「忘れ去られた教室の約束」

静まり返った校舎の中、薄暗い廊下を進む一人の女子生徒、名は美咲。
彼女は放課後に友人たちと肝試しをすることになり、心はドキドキしていた。
だが、肝試しの場所は、五年前に事故があったという廃校であった。
そこでは一人の生徒、健太が不慮の事故で命を失っていた。
そのため、廃校には健太の魂がさまよっているという噂が立っていたのだ。

美咲は友人たちと共に、夜の学校へと足を運んだ。
校門をくぐり、色あせた看板に「忘れ去られた場所」という文字が目に入る。
校舎は月明かりによって薄く照らされ、不気味な雰囲気をかもし出していた。
「本当に来ちゃったね」と友人の佐藤が言う。
「信じないけど、ちょっと怖いな」と美咲も同意した。

廊下を進むにつれ、彼女たちはますます緊張が高まっていった。
教室の扉がきしむ音が響き、冷たい風が吹き抜ける。
美咲は心臓が高鳴るのを感じながら、「どうする?やっぱり引き返そうか?」と呟いたが、友人たちは「せっかくだから、奥まで行こうよ」と彼女を励ました。

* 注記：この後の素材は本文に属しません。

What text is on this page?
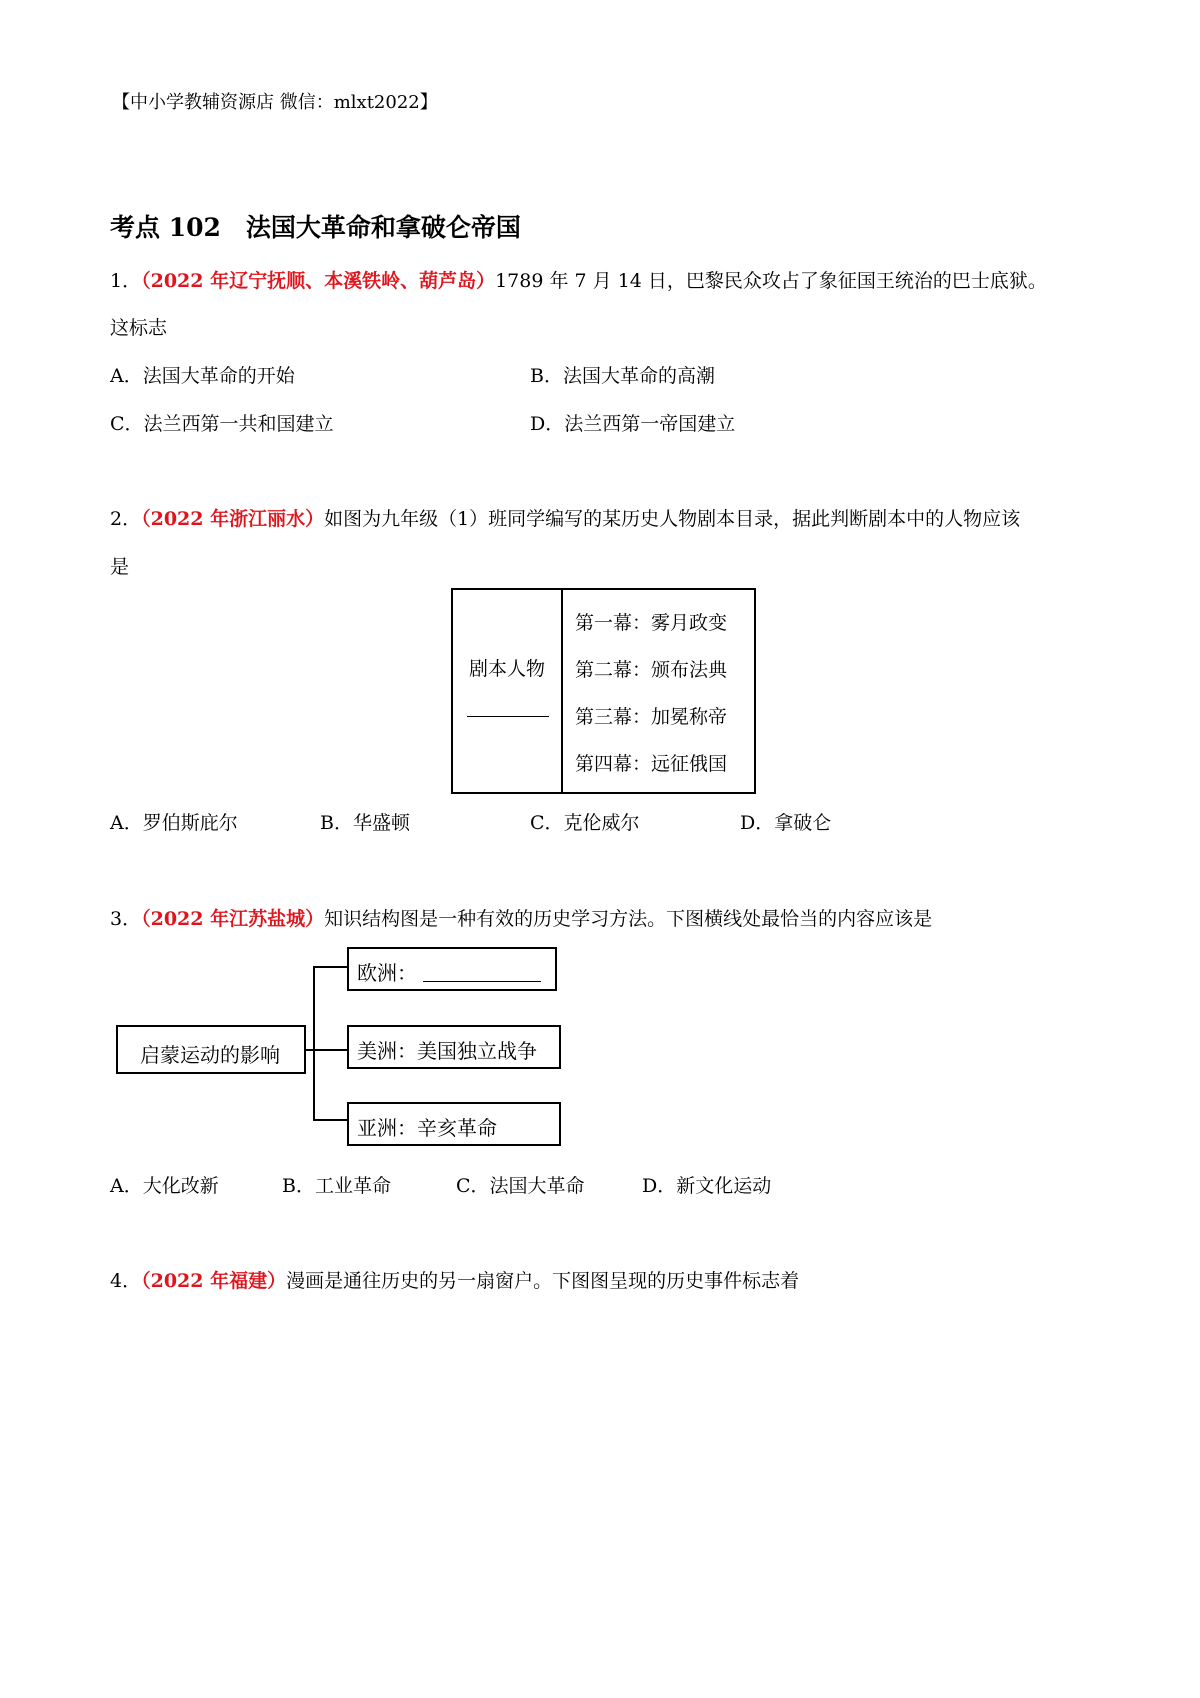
【中小学教辅资源店 微信：mlxt2022】
考点 102　法国大革命和拿破仑帝国
1．（2022 年辽宁抚顺、本溪铁岭、葫芦岛）1789 年 7 月 14 日，巴黎民众攻占了象征国王统治的巴士底狱。
这标志
A．法国大革命的开始	B．法国大革命的高潮
C．法兰西第一共和国建立	D．法兰西第一帝国建立
2．（2022 年浙江丽水）如图为九年级（1）班同学编写的某历史人物剧本目录，据此判断剧本中的人物应该
是
剧本人物
第一幕：雾月政变
第二幕：颁布法典
第三幕：加冕称帝
第四幕：远征俄国
A．罗伯斯庇尔	B．华盛顿	C．克伦威尔	D．拿破仑
3．（2022 年江苏盐城）知识结构图是一种有效的历史学习方法。下图横线处最恰当的内容应该是
启蒙运动的影响
欧洲：
美洲：美国独立战争
亚洲：辛亥革命
A．大化改新	B．工业革命	C．法国大革命	D．新文化运动
4．（2022 年福建）漫画是通往历史的另一扇窗户。下图图呈现的历史事件标志着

ついに三人は、事故が起きたという教室の前にたどり着いた。
扉はギシギシと音を立てて開く。
「行ってみよう」と言うと、佐藤と高橋は不安を感じながらも美咲の後に続いた。
教室の中は荒れ果て、かつての生徒たちの記憶を感じさせる物が散乱していた。
古びた机やイス、黒板には色の褪せたチョークの跡が残っていた。

その瞬間、教室の外から「る」とぼんやりした声が聞こえた。
「助けてくれ…る…」という囁きは、まるで誰かが助けを求めているようだった。
三人は一瞬目を合わせ、恐怖にかられた。
「行こう、ここには何もいない」と美咲が先へ進もうとしたが、友人の佐藤はふと立ち止まった。
彼の目が冷や汗をかくほど驚愕で見開かれていた。

「見て、そこに…」彼が指差した先には、薄暗い教室の隅に立つ人影があった。
その姿はまるで古いフィルムのようにぼやけていて、完全には見えなかったが、少しずつ近づいてくる。
「私は…あの時…」と声が聞こえ、彼らは動けなくなった。

「健太!?」と佐藤が言った。
「そうだ。俺だ…」その声は、確かに亡くなったはずの健太の声だった。
彼の目は虚ろで、まるで何かを求めているかのように見えた。
「助けてほしい。未練が消えない…この場所から出られないんだ…」

恐怖と興奮が入り混じった美咲は、何とかその場から逃げ出したい衝動に駆られた。
「私は貴方の友人だ、助ける方法を探すから…」と叫び、周りに目をやった。
しかし、健太はただ静かに佇んでいるだけだ。
「お願い、私を置いていかないで…」その言葉が頭に響く。

「美咲、行こう!」と高橋が引っ張り、彼女は意識を取り戻した。
しかし、心のどこかで健太の存在が気になっていた。
彼の魂は生きたままの未練に縛られ、永遠にこの場所から出られないのだと感じた。
美咲は一瞬立ち止まり、その目に映る健太の後ろ姿を見つめた。

その時、健太は静かに笑った。
「必ず戻ってきてくれ…」その声が耳の奥で消えかけた。
美咲は急いで廊下を駆け抜け、校舎の外に出た。
外にはまだ月が輝き、彼女の心中には健太の思いが残っていた。
彼女は誓った。
いつの日か、必ず健太の未練を解くために、彼の元に戻ろう、と。